Com meu filho Vicente, temos dois temas em comum, que é futebol e cinema. Já a Mariana é das Letras, então a gente conversa muito sobre português, literatura. Eu assino o Belas Artes à La Carte, então tenho visto muitos filmes. Ontem assisti ao Filhos do Padre, que é um filme croata, hoje vou ver Um Hotel às Margens do Rio, que é sul-coreano, e amanhã será o dia de O Pai, que é búlgaro. Tenho lido bastante também. Li aquela biografia do Mussolini, intitulada M, As Coisas Humanas, da Lya Luft, O que Ela Sussurrava, da Noemi Jaffe. E muitos outros.
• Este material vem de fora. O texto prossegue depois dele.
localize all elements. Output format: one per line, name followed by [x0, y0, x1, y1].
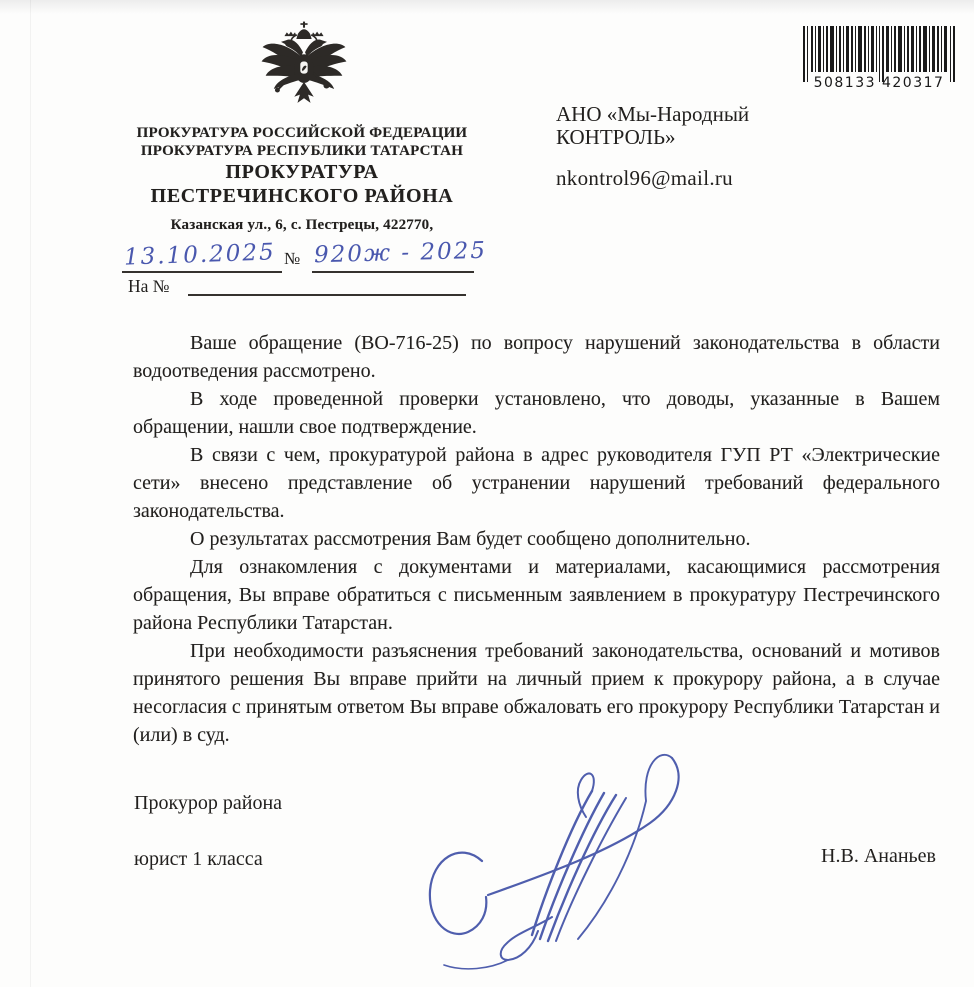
letter-body: [133, 329, 940, 749]
recipient-name-line-2: КОНТРОЛЬ»: [556, 125, 676, 149]
org-name-line-2: ПЕСТРЕЧИНСКОГО РАЙОНА: [150, 185, 454, 207]
handwritten-date: 13.10.2025: [123, 239, 277, 271]
recipient-email: nkontrol96@mail.ru: [556, 166, 733, 190]
coat-of-arms-icon: [258, 20, 350, 108]
paragraph-3: В связи с чем, прокуратурой района в адрес руководителя ГУП РТ «Электрические сети» внесено представление об устранении нарушений требований федерального законодательства.: [133, 444, 940, 522]
reply-to-label: На №: [128, 276, 170, 296]
number-underline: [312, 271, 474, 273]
signer-name: Н.В. Ананьев: [821, 845, 936, 867]
recipient-block: [556, 103, 856, 190]
handwritten-signature: [420, 743, 710, 975]
paragraph-4: О результатах рассмотрения Вам будет сообщено дополнительно.: [190, 528, 751, 550]
barcode-digits: 508133 420317: [813, 75, 945, 91]
barcode: [795, 24, 963, 96]
paragraph-1: Ваше обращение (ВО-716-25) по вопросу нарушений законодательства в области водоотведения рассмотрено.: [133, 332, 940, 382]
date-underline: [122, 271, 282, 273]
org-country-line: ПРОКУРАТУРА РОССИЙСКОЙ ФЕДЕРАЦИИ: [136, 125, 468, 141]
paragraph-5: Для ознакомления с документами и материалами, касающимися рассмотрения обращения, Вы вправе обратиться с письменным заявлением в прокуратуру Пестречинского района Республики Татарстан.: [133, 556, 940, 634]
recipient-name-line-1: АНО «Мы-Народный: [556, 102, 750, 126]
paragraph-6: При необходимости разъяснения требований законодательства, оснований и мотивов принятого решения Вы вправе прийти на личный прием к прокурору района, а в случае несогласия с принятым ответом Вы вправе обжаловать его прокурору Республики Татарстан и (или) в суд.: [133, 640, 940, 746]
org-republic-line: ПРОКУРАТУРА РЕСПУБЛИКИ ТАТАРСТАН: [140, 143, 464, 159]
org-name-line-1: ПРОКУРАТУРА: [225, 161, 379, 183]
reference-line: [120, 237, 488, 298]
paragraph-2: В ходе проведенной проверки установлено, что доводы, указанные в Вашем обращении, нашли свое подтверждение.: [133, 388, 940, 438]
signer-title-line-1: Прокурор района: [134, 792, 283, 814]
handwritten-number: 920ж - 2025: [313, 237, 488, 269]
number-sign-label: №: [284, 249, 301, 268]
letterhead: [118, 124, 486, 234]
reply-to-underline: [188, 294, 466, 296]
org-address: Казанская ул., 6, с. Пестрецы, 422770,: [170, 217, 434, 233]
signer-title-line-2: юрист 1 класса: [134, 848, 263, 870]
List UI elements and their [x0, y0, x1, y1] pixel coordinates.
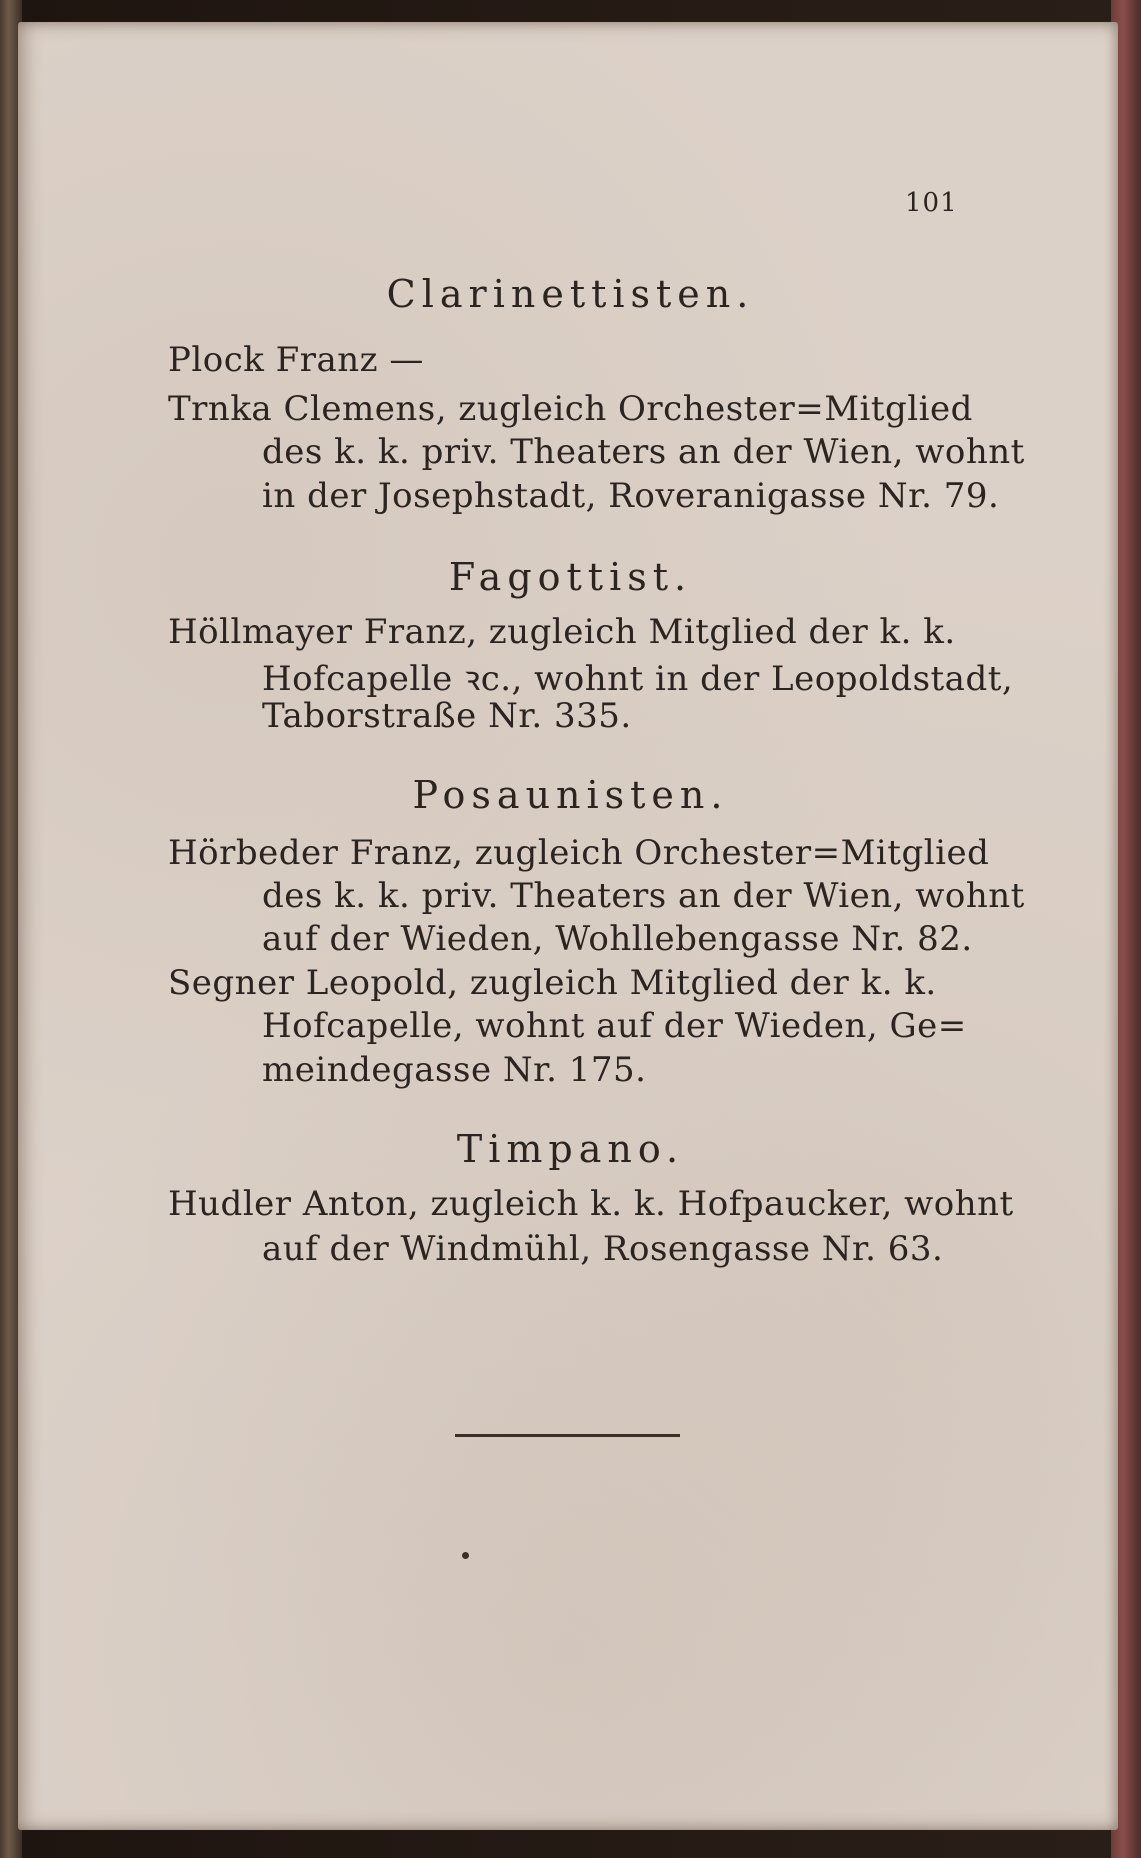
- section-heading-timpano: Timpano.: [456, 1127, 685, 1171]
- entry-line: Hudler Anton, zugleich k. k. Hofpaucker, wohnt: [168, 1184, 1014, 1224]
- entry-line: in der Josephstadt, Roveranigasse Nr. 79.: [262, 476, 1000, 516]
- entry-line: auf der Windmühl, Rosengasse Nr. 63.: [262, 1229, 944, 1269]
- entry-line: Taborstraße Nr. 335.: [262, 696, 632, 736]
- entry-line: Trnka Clemens, zugleich Orchester=Mitglied: [168, 389, 973, 429]
- entry-line: Hofcapelle, wohnt auf der Wieden, Ge=: [262, 1006, 967, 1046]
- page-number: 101: [905, 188, 958, 218]
- entry-line: Plock Franz —: [168, 340, 424, 380]
- entry-line: Hofcapelle ꝛc., wohnt in der Leopoldstadt,: [262, 659, 1014, 699]
- section-heading-fagottist: Fagottist.: [448, 555, 693, 599]
- entry-line: des k. k. priv. Theaters an der Wien, wohnt: [262, 432, 1025, 472]
- section-heading-posaunisten: Posaunisten.: [412, 773, 729, 817]
- entry-line: Segner Leopold, zugleich Mitglied der k. k.: [168, 963, 937, 1003]
- entry-line: meindegasse Nr. 175.: [262, 1050, 647, 1090]
- closing-rule: [455, 1434, 680, 1437]
- entry-line: Hörbeder Franz, zugleich Orchester=Mitglied: [168, 833, 990, 873]
- entry-line: auf der Wieden, Wohllebengasse Nr. 82.: [262, 919, 973, 959]
- entry-line: des k. k. priv. Theaters an der Wien, wohnt: [262, 876, 1025, 916]
- ink-dot: [462, 1552, 469, 1559]
- entry-line: Höllmayer Franz, zugleich Mitglied der k. k.: [168, 612, 956, 652]
- section-heading-clarinettisten: Clarinettisten.: [386, 272, 755, 316]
Livros impressos ou e-book?
E tenho lido tudo como e-book. Kindle é ótimo porque não tem aquela coisa de vir com sacolas de livros para casa, e minha esposa esbravejar: “você comprou tudo isso, nem vai conseguir ler”. E agora é só baixar. Às vezes ela não faz ideia, mas estou do lado dela comprando livros. É uma impunidade prazerosa indescritível. Eu brinco assim porque sei que ela também está fazendo o mesmo com as coisas dela.